After figuring that out I fixed my firewall-config and used --ip <windows-machine> on the receiving machine and was able to consistently transfer around 28MB/s with a very stable connection. This led me to the conclusion that the public relay might be overloaded and my idea of fixing this by using multiple, community-contributed relays. I have a lot of bandwidth on a bunch of servers left and would be happy to contribute servers for this. A good inspiration could be syncthing: https://docs.syncthing.net/users/strelaysrv.html They use community-contributed relay servers as well.

lukas-mertens avatar Jan 05 '23 10:01 lukas-mertens

@lukas-mertens it would be very useful to see what's happening in the sender and receiver using the --debug flag, without the --ip flag.

before croc falls back to the public server entirely it tries the local ip addresses from the public server connections to make a lan connection when it can't obtain them from multicast peer discovery.

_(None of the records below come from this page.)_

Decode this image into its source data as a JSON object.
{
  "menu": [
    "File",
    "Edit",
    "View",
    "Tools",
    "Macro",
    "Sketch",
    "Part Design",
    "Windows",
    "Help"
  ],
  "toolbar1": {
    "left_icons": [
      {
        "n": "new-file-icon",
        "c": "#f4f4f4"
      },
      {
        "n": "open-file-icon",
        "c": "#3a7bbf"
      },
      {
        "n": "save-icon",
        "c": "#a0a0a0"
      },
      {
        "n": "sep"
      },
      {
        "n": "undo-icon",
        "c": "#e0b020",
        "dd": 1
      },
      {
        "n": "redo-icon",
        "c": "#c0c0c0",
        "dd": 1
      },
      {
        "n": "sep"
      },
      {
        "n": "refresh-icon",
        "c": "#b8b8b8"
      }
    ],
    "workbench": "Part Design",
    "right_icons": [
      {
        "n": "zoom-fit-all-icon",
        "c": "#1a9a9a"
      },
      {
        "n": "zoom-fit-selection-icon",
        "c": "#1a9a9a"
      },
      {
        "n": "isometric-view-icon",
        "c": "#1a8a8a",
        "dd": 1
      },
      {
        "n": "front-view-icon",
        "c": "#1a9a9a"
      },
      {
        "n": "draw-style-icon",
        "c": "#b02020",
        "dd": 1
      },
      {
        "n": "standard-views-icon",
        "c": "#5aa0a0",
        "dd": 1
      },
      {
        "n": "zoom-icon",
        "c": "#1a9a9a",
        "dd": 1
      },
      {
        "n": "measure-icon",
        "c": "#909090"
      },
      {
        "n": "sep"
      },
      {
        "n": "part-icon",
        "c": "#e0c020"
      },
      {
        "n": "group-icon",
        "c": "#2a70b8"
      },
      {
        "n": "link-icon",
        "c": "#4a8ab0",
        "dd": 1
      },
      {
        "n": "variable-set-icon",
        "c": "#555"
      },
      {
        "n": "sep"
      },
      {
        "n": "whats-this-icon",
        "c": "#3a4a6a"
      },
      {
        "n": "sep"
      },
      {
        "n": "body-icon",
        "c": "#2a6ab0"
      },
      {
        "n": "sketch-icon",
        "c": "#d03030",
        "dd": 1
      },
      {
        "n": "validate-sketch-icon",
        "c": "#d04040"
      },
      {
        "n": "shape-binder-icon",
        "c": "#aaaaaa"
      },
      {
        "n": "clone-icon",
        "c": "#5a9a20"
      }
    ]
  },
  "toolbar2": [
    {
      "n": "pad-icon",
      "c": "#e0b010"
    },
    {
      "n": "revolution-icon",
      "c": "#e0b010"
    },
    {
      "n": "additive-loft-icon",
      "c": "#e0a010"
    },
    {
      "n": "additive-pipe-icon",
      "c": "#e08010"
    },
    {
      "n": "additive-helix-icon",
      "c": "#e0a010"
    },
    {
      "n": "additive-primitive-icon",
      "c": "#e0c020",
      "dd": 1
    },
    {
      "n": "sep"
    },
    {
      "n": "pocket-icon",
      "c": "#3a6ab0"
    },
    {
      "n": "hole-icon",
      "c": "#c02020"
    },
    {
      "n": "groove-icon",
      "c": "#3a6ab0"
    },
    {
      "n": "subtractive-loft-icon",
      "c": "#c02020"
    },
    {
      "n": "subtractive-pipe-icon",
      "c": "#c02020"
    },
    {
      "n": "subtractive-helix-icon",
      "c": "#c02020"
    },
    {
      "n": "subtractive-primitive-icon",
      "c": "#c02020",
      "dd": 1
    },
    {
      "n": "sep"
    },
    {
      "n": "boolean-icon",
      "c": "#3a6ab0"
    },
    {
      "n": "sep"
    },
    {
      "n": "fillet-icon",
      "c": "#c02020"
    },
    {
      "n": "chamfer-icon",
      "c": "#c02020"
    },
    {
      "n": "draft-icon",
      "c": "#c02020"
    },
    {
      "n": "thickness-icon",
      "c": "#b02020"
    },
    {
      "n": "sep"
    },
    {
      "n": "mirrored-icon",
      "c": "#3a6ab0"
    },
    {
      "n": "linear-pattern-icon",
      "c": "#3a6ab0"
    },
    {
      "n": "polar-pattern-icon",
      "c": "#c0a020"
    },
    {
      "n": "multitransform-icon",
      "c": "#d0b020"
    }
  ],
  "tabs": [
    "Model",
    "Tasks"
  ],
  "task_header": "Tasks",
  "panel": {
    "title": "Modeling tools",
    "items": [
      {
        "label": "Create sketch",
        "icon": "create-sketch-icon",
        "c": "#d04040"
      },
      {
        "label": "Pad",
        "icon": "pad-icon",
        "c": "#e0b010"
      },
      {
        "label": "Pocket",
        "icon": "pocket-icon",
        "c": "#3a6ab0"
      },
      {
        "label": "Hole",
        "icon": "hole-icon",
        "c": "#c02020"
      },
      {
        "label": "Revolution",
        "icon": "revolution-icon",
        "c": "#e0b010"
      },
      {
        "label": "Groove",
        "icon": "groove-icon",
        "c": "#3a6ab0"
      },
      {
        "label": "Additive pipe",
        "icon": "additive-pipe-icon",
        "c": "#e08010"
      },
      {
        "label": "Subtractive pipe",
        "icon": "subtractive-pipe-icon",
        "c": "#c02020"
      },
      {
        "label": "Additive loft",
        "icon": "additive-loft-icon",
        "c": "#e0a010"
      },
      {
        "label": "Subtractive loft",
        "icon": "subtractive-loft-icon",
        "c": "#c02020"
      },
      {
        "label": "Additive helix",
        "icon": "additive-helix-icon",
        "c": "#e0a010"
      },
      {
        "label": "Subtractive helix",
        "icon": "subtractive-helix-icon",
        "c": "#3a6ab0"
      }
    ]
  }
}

More info is needed on why this failed on your particular network.

schollz avatar Jan 06 '23 13:01 schollz

@schollz

I sent you the logs via e-mail. Here is the summary:

croc with firewall andjj:wq tailscale disabled (meaning through the public relay) averaged at around 10MB/s today, sometimes it went to 16MB/s. The full transfer took about 4:30min.

croc with tailscale enabled and firewall enabled: 4min. The speed fluctuated pretty strong. Sometimes it peaked at around 25MB/s and sometimes it went down as far as 5MB/s.

croc with tailscale enabled averaged at around 20-25MB/s today pretty consistently. The full transfer was about 3min.

Today the differences weren't as big as they were in my last try. And I know that I did a pretty high-throughput transfer over the public relay on another day as well (probably around 40MB/s). But the day I was transfering a few hundred GBs (sorry for that, didn't know it was using a public relay at first, I thought it was going peer to peer) it went pretty bad. Today it was mostly stable but you could clearly see stability-differences, as the speed was fluctuating a lot more when doing the transfer over the public relay.

I think the biggest advantage of some load-balancing between multiple relays would be though, that you don't have to pay for all that traffic. I can easily contribute 10-20TB of traffic every month to the relay-pool if there was one. I think this would reduce your costs, especially if more people would consider donating bandwidth for the project. Additionally this would make the project scalable and we could think about ways to make it more user-friendly for non-tech people.

lukas-mertens avatar Jan 08 '23 13:01 lukas-mertens

Thanks @lukas-mertens I'm following up with you via email! I will need your help with some debugging to get to the bottom of it but I have a hypothesis.